Construire, consciencieusement. Détruire, patiemment. Pour tout reconstruire, brillamment.
C’est ce que Weserbergland fait sur son nouvel album Am Ende Der Welt, qui est un de mes véritables coups de coeur du moment. J’étais déjà tombé amoureux de leur précédent opus, Sehr Kosmisch, Ganz Progisch, que j’écoute encore régulièrement d’ailleurs. Mais là, le groupe norvégien passe clairement à autre chose même si on reconnaît, de temps à autre, les artifices qui ont fait les glorieux jours de l’album qui le précède. Alors que Sehr Kosmisch, Ganz Progisch (traduisez « très cosmique, mais surtout prog ») était une ode à la musique progressive et cosmique (comme son nom l’indique…), son successeur explore les vastes contrées de la musique bruitiste, parfois difficile d’accès pour la plupart d’entre nous. Ici, je suis conquis.

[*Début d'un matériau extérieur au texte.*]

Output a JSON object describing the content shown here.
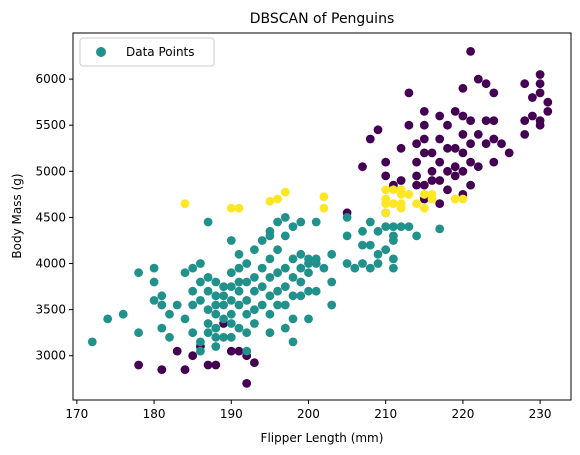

Am Ende Der Welt est donc une expérience musicale incroyable. Il est à écouter dans d’excellentes conditions. Hors de question de cuisiner une salade de saison ou de préparer un risotto aux champignons pendant l’écoute, vous devrez y consacrer du temps pour que l’expérience soit gratifiante. Et c’est véritablement ça qui rend l’expérience particulièrement immersive et unique. Il s’agit d’un seul morceau de 42 minutes qui débute de manière gentillette, au gré de la berçeuse mélodique du violon qui absorbe sans efforts l’auditeur dès les premiers instants. C’est la construction dont je vous parlais.
Vient ensuite la phase de destruction, ou de déconstruction, qui s’amorce à partir de la quatrième minute environ. Cette phase durera quelques minutes pour nous proposer une avalanche de mélodies à la fois répétitives et cycliques, mais annonçant déjà des éléments de bruitisme parcimonieux. C’est dans ce passage qu’on reconnaît le Weserbergland d’avant, les sonorités ne trompent pas. Je suis déjà plongé dans la folie de ce disque. Une folie tout à fait poétique qui n’appartient qu’à eux.
Puis, pendant plus de 20 minutes, les musiciens nous font voyager paisiblement dans leur univers, toujours avec ce côté bruitiste, omniprésent mais bizarrement apaisant. Ensuite, c’est un délicat moment de répis qui vous attend, pour repartir de plus belle et vous offrir un final explosif où les rythmiques s’entrelacent et se perdent. Je suis perdu, moi aussi, face à l’étendue du talent de ces musiciens qui viennent de taper dans le mille avec ce disque. En associant l’intriguante, et difficile d’accès, musique bruitiste à la musique progressive, ambient et psyché, Weserbergland s’est forgé un univers tout à fait singulier.
Une autre expérience, le « Binaural Mix »
Si vous n’avez pas froid aux yeux, que vous voulez passer votre soirée, ou votre nuit, à rêver et à tenter de déchiffrer l’expérience qu’est Am Ender Der Welt, vous savez ce qu’il vous reste à faire. D’autant que ce disque risque bien d’occuper une bonne partie de votre nuit tant il est riche. Il y a fort à parier que vous appuierez sur play à nouveau, dès la fin du disque, si vous vous sentez interpellé par ce que vous venez de vivre. Je vous invite également à écouter la version « Binaural Mix », que je viens de terminer d’écouter à l’instant. Ce mix binaural transforme l’album, lui apporte encore plus profondeur et élargit l’espace scénique musical. Cette version est à écouter au casque, absolument et sans exception, pour en saisir toutes les subtilités.
Bravo, Weserbergland, vous êtes auteurs d’un chef d’oeuvre.